When I first took college Physics I barely passed the thing with a ‘C’. To be honest, I think that I had a ‘D’ but my ‘A’ in the lab brought the grade up to a ‘C’. The lecture always made sense to me IN class (but not on the tests), yet I had the best Physics teacher in the University. The guy was a legend, and I LOVED his jokes. So why could I study for his class and barely pull a ‘C’…and why was I making an ‘A’ in his lab?!?
I had a rude awakening during that semester of college and it was the fact that there are some things in a class that you must memorize and other things that you must understand. But let me take it a little bit further.
The things that I had to memorize had to be memorized and then placed into an area of my brain to recall later for further development of future material. In other words, if I memorized it today, I had to keep that info handy to recall it in order to build upon a new concept next week. Let me give an example: Let’s say that I memorize the fact that mitochondria make energy for human cells and that ribosomes help cells to create proteins. Anyone can memorize that. I learned that in Chapter 3. Now, we are in Chapter 19 and the teacher tells me that Red Blood Cells do not have mitochondria or ribosomes. I can memorize that too. This is where a basic science stops and more intense science starts. It’s also where your memorizing must now shift to understanding. I must now take what I learned in Chapter 3 and 19 and “think about what does this mean?” This is what understanding is: when you can ask the question “what does this mean” and apply a solution. This means that Red Blood Cells cannot make proteins or large quantities of cellular energy so their lifespan is relatively short and they should not be able to repair themselves like other cells.

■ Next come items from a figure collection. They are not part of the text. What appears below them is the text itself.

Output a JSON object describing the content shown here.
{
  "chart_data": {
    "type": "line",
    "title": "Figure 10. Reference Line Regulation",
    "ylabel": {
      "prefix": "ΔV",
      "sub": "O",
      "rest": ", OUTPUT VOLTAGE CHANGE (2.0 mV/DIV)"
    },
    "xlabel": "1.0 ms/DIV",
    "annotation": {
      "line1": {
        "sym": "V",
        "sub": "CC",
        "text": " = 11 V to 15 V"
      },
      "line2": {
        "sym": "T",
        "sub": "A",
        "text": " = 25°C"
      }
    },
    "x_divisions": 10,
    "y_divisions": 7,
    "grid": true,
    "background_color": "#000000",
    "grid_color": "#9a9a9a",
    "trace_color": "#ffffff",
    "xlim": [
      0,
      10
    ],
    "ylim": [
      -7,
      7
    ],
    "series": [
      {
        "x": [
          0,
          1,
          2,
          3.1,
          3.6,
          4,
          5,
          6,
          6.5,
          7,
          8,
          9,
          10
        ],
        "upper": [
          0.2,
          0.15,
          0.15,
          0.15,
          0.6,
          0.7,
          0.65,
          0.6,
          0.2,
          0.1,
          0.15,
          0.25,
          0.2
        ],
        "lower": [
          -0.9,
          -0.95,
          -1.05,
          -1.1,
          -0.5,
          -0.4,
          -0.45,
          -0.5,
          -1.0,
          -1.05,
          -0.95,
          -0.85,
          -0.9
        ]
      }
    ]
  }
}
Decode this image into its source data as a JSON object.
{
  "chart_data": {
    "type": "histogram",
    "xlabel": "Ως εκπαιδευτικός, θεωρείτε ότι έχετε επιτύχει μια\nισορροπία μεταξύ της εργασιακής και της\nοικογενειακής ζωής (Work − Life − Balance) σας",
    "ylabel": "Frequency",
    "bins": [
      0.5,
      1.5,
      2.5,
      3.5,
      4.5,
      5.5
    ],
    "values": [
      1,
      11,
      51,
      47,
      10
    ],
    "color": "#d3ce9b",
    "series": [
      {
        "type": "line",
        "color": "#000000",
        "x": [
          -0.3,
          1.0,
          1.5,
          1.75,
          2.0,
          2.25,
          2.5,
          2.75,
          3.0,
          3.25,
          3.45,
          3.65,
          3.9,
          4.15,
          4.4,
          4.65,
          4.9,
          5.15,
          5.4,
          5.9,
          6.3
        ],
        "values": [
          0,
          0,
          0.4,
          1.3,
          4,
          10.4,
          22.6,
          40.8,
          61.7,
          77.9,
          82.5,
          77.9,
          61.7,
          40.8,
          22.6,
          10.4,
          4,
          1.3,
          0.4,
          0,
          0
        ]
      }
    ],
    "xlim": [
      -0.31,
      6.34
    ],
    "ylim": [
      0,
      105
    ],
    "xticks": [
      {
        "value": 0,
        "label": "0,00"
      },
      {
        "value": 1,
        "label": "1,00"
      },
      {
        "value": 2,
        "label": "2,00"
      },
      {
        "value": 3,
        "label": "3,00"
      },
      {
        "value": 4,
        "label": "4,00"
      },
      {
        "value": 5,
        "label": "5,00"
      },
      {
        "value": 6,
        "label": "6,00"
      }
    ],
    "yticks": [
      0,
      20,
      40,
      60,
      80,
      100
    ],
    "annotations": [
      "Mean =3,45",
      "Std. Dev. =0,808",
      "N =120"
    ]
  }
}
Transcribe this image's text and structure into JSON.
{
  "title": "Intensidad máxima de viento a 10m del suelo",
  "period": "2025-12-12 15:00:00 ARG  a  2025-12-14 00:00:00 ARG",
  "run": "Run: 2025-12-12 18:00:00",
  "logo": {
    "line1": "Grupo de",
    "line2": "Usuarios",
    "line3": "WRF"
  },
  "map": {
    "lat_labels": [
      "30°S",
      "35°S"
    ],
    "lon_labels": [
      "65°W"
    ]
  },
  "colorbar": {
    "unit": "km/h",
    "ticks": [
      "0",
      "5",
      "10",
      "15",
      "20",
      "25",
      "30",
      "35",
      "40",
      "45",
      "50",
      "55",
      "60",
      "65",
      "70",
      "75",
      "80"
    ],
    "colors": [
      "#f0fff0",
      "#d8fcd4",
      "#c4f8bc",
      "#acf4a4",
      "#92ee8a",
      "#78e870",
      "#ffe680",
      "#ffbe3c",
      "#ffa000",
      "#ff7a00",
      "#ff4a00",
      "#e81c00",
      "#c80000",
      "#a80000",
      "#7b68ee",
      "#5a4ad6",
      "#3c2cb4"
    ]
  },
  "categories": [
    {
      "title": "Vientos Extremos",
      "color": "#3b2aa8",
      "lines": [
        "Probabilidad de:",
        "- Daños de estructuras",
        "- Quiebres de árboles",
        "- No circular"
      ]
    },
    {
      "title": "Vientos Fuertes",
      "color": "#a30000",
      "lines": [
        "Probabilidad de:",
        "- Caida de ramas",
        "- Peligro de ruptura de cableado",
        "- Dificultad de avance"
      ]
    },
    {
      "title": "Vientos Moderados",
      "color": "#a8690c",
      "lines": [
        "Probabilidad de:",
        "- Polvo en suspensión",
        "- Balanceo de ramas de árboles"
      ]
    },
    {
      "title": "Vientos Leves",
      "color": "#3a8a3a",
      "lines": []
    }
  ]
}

I have a RPG for my Playstation 2 that I really like but I never play it because it simply requires too much understanding. It requires me to think long and hard about my every action, and each characteristic of the game. Everything that you do at any given point of the game will determine your experience in the game. Fortunately, it is simply a choice as to whether or not I want to play it. But passing Physics was not merely a choice–it was mandatory. So I had to figure out that the equations were things to be memorized, but the concepts of how they could be used to measure how matter and energy and motion and force interact had to be understood to the point that I could understand the basics of accelaration and gravity and resistance. In any science class, you need to figure out what facts are just facts to be memorized–but expect to use those facts to uderstand concepts later.